Though the health and environmental risks associated with dioxin have long been known, little actual cleanup has taken place.

In 2003, after eight years of negotiations between the state of Michigan and Dow, a cleanup framework was finalized using the Resource Conservation and Recovery Act, a federal law under which the EPA can designate the state to be the lead agency in pursuing a cleanup. The EPA retains emergency powers under the act and can step in and compel action under some circumstances.

Gade invoked the act’s powers in August 2007, when the most concentrated dioxin pollution ever measured by the EPA was detected in the Saginaw River. Gade demanded, successfully, that Dow conduct a limited emergency cleanup.

A few months later, at Dow’s request, the EPA entered into a new round of closed-door cleanup negotiations with the company, but in January, after two deadline extensions Gade’s office broke off negotiations with Dow, calling the firm’s proposal insufficient to protect human health.

In May Gade stepped down. She said top officials in the Bush administration’s EPA forced her out because of her work on the cleanup.

“I’m surprised if anybody is surprised by this,” then-U.S. Rep. Rahm Emanuel, D-Ill., now President Barack Obama‘s chief of staff, told the Chicago Tribune when asked about Gade’s ousting. “This administration, from Day One, has always chosen polluters over the environment.”

Around the time that Gade left, EPA and state officials began discussion on a new approach to the dioxin cleanup, according to Wendy Carney of the EPA’s Superfund Division.

In a proposal released in early December, EPA said that it was seeking a new agreement for dioxin cleanup arrangement with Dow — a “Superfund Alternative Site” process.

Officials said the new process would involve treating the contaminated area like a Superfund site but not adding it to the National Priorities list as a Superfund site.

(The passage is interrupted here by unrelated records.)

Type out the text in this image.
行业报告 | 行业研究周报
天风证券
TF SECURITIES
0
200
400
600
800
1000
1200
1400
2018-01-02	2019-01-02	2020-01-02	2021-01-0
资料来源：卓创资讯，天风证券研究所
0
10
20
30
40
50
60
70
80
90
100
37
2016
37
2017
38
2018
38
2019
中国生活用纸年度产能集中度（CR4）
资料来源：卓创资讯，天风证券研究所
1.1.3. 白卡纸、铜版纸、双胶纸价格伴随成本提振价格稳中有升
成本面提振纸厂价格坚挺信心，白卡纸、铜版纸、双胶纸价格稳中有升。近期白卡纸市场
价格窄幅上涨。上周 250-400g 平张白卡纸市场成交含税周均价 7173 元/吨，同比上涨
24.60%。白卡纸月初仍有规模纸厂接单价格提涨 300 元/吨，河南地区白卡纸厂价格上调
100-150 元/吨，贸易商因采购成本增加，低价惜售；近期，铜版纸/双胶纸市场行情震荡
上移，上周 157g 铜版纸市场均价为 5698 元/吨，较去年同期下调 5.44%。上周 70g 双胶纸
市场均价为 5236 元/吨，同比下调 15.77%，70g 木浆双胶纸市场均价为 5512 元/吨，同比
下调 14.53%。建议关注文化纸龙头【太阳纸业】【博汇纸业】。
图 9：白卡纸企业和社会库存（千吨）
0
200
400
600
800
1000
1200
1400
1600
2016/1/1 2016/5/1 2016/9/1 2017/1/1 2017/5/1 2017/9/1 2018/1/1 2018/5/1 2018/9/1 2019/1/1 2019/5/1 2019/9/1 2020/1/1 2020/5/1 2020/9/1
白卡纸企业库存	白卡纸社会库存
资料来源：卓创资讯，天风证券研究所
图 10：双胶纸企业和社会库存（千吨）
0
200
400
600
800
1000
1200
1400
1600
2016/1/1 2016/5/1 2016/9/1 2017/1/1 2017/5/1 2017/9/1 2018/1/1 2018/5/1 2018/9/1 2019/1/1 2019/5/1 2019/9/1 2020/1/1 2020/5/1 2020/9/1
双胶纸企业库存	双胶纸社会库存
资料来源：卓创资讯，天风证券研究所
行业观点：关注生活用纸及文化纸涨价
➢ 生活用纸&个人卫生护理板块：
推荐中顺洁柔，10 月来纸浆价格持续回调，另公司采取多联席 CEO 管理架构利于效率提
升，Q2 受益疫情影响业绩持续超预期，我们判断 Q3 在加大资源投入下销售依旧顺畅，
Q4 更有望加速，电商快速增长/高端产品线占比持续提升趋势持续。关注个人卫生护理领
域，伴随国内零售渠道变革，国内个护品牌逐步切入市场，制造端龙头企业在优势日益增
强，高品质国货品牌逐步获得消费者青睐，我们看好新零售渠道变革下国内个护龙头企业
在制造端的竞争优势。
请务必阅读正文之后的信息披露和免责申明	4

EPA officials said that this approach would speed clean-up by sidestepping the bureaucracy involved in designating an area a “Superfund site.”

Critics argue that the Superfund Alternative Site process is advisory rather than regulatory.

They say that the move would protect Dow stockholders from economic fallout associated with owning a Superfund site, but would derail the existing cleanup process and limit public involvement and oversight of the process.

Gade called the effort to initiate a new cleanup plan on a site with an existing RCRA process “highly unusual” and said that EPA policies since the ’80s have recommended pursuing cleanup through an RCRA process whenever possible.

She took the step of traveling to Saginaw to personally question the EPA’s plan at a public meeting where it was presented last week and urged concerned citizens to keep a spotlight on negotiations over dioxin cleanup.

“People need to be insisting that their government officials from Gov. (Jennifer) Granholm to President Obama to the head of DEQ (state Department of Environmental Quality) and EPA do their jobs so they get the protection they deserve,” she said in a telephone interview with Michigan Messenger.

Michelle Hurd Riddick of the Lone Tree Council called the EPA’s move to push a Superfund Alternative Site process for Dow a goodbye present from the Bush administration.

“This opportunity to go behind closed doors was the Bush administration’s parting gift to Dow,” she said.

Last week EPA said it hoped to have the new cleanup deal approved by Dow by Feb. 15.

Lynn Buhl, who replaced Gade as top administrator for Region 5, has submitted her resignation.

Who will replace her and whether there will be another change in tone in the dioxin cleanup negotiations will be closely watched.

EPA officials, off two days for federal holidays, promised comments for this story on Wednesday but did not return phone calls.